Kobieta zostawiła list, w którym wyjaśniła powody tego makabrycznego czynu. Jak potwierdza podkom. Kinga Drężek-Zmysłowska oficer prasowy Komendanta Powiatowego Policji w Płońsku, zwłoki zostały znalezione na terenie posesji, na której mieszkało rodzeństwo: - Na miejscu pracuje policja pod nadzorem Prokuratury Rejonowej w Płońsku. Na chwilę obecną bliższych informacji na temat tego zdarzenia nie udzielamy.
Do sprawy wrócimy jutro.
AKTUALIZACJA!
Wracamy do tragedii do której doszło w Naruszewie, koło Płońska. Siostra zadźgała brata nożem a następnie się powiesiła. W pozostawionym liście kobieta przyznała się do bratobójstwa i wyjaśniła, że nie mogła już dłużej żyć z bratem pod jednym dachem. Zwłoki rodzeństwa zostały znalezione w poniedziałek przed południem. Z ustaleń prokuratury wynika, że kobieta zadała bratu liczne rany kłute ostrym narzędziem w szopie znajdującej się na posesji, a następnie powiesiła się w domu, w którym oboje mieszkali. Na miejscu tragedii został zabezpieczony sznur. Rodzeństwo było po sześćdziesiątce.
Informację o pozostawionym liście, w którym kobieta wyjaśniła powód zabicia brata potwierdza Magdalena Sawicka, zastępca prokuratora rejonowego w Płońsku: - List jest podpisany przez kobietę własnym imieniem i nazwiskiem. W liście przyznaje się do zabicia brata, napisała, że ich wspólne relacje nie były łatwe i kobieta miała już dość życia z bratem pod jednym dachem i postanowiła w ten sposób ten problem rozwiązać.

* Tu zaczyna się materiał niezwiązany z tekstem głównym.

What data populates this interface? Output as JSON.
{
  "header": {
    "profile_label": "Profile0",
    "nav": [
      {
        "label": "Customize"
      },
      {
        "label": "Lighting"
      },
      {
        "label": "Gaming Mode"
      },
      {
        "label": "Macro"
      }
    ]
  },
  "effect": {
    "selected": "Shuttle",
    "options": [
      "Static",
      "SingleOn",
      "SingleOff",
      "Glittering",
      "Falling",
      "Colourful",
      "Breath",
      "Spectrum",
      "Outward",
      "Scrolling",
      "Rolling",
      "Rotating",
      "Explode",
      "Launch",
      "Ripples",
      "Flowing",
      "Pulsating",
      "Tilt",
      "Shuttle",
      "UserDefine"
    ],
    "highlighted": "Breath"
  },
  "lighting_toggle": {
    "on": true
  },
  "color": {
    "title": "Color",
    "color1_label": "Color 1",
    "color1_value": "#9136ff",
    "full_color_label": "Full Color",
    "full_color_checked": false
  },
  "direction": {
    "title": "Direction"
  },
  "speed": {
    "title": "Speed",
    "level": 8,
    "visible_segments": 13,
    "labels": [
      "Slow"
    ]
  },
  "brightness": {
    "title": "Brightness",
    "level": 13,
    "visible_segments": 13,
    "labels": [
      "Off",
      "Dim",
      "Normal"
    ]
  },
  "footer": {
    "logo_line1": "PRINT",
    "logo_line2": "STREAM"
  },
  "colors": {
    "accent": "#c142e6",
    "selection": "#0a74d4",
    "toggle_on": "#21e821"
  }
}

Jak dodaje prokurator Sawicka, to makabryczne zdarzenie wstrząsnęło Naruszewem. - Najbliżsi sąsiedzi byli zszokowani tym co się stało. Nikt się tego nie spodziewał. Z ich wcześniejszych obserwacji nic nie wskazywało na to, że w tej rodzinie może dojść do takiej tragedii.
W najbliższych dniach obojgu zostanie przeprowadzona sekcja zwłok, jednak na ten moment prokuratura nie ma podejrzeń co do udziału innych osób w tym zdarzeniu.